Ce type de division séduit, et pour cause. Mais entre les contraintes réglementaires, les choix techniques et les arbitrages de conception, c'est loin d'être un long fleuve tranquille. C'est un vrai projet d'architecture intérieure, où chaque décision, du choix des essences de bois à l'isolation phonique, engage l'avenir du bien. Laissez-moi vous montrer comment transformer une page blanche en deux chapitres de vie réussis.

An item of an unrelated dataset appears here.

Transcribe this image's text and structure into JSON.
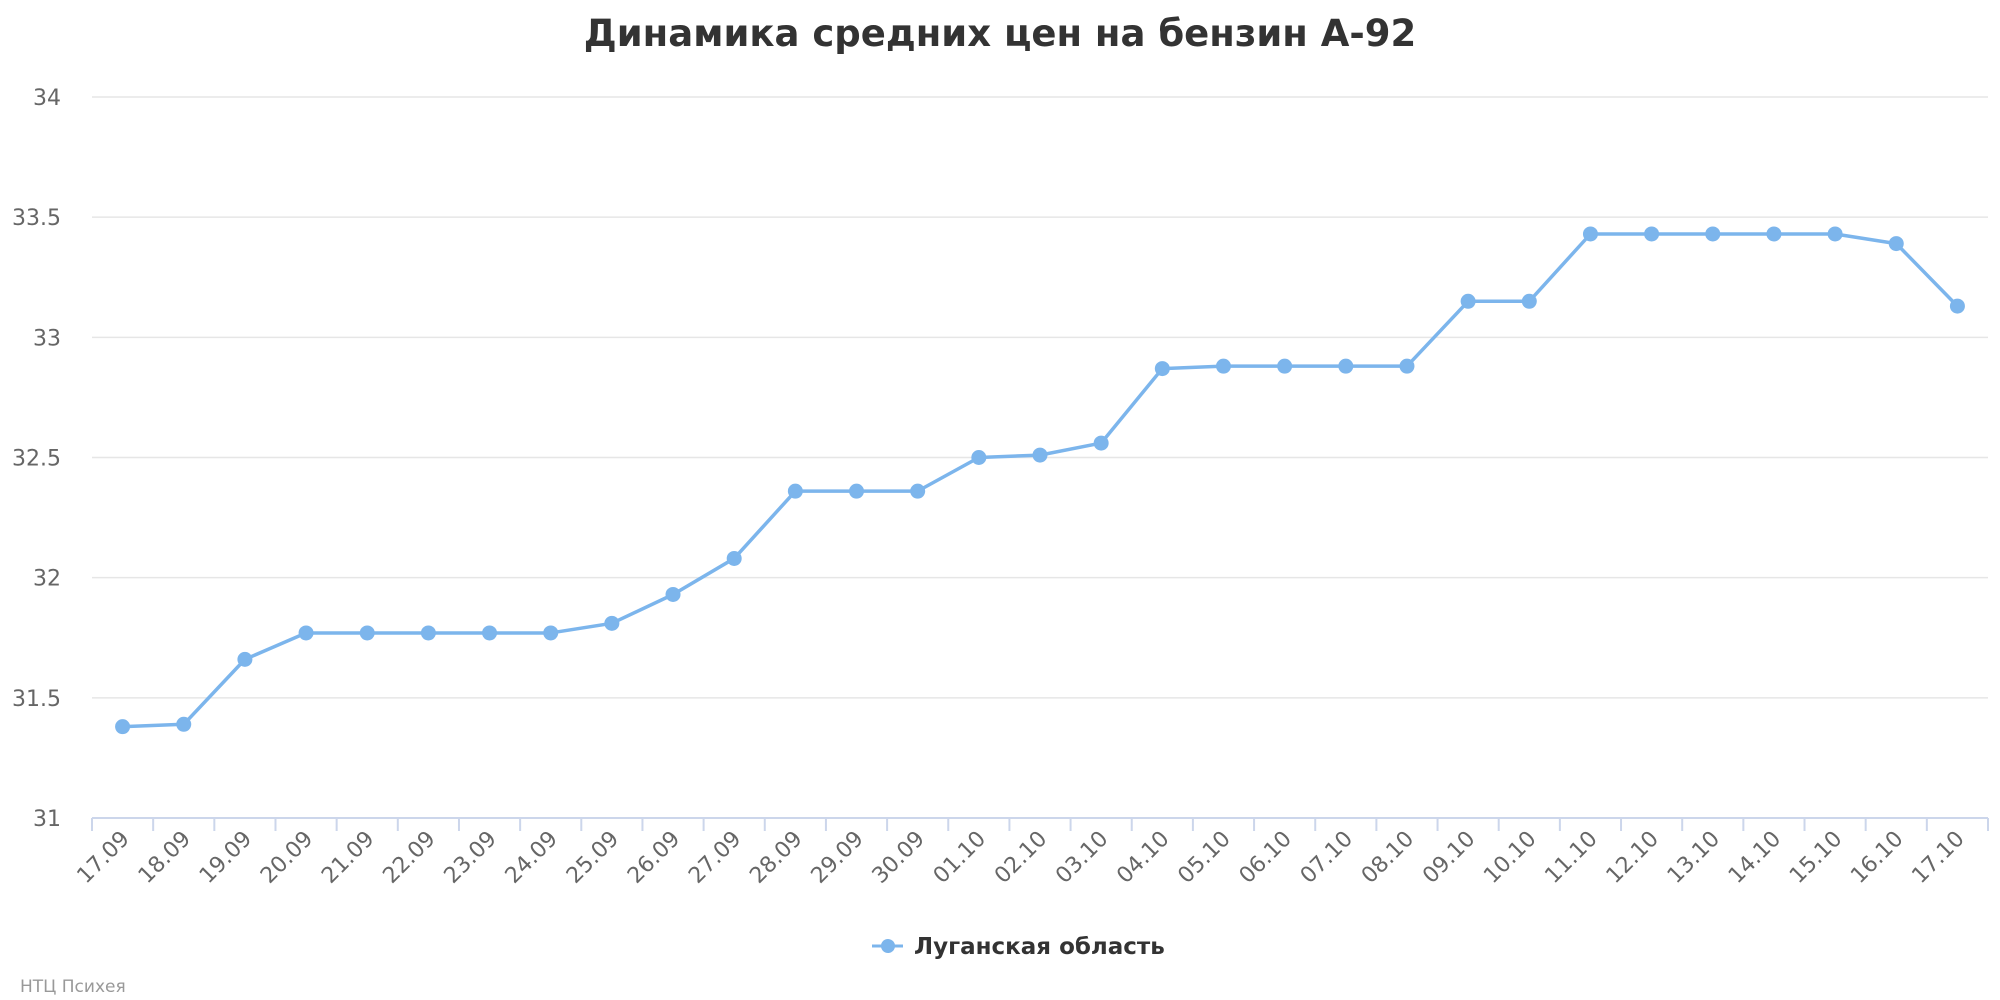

Pourquoi scinder ? Une question de bon sens et de chiffres
Posséder un grand appartement dans une ville à forte demande locative pose naturellement la question de la division. Le bois ne ment jamais, et les chiffres non plus. Un plateau de 100 m² loué en un seul lot peut rapporter entre 800 et 1 000 € mensuels. En le divisant avec intelligence, on obtient un T2 en location longue durée (environ 550-650 €/mois) et un studio en Airbnb (pouvant atteindre 1 200 à 1 800 €/mois selon la saison). Le rendement global peut ainsi quasiment doubler.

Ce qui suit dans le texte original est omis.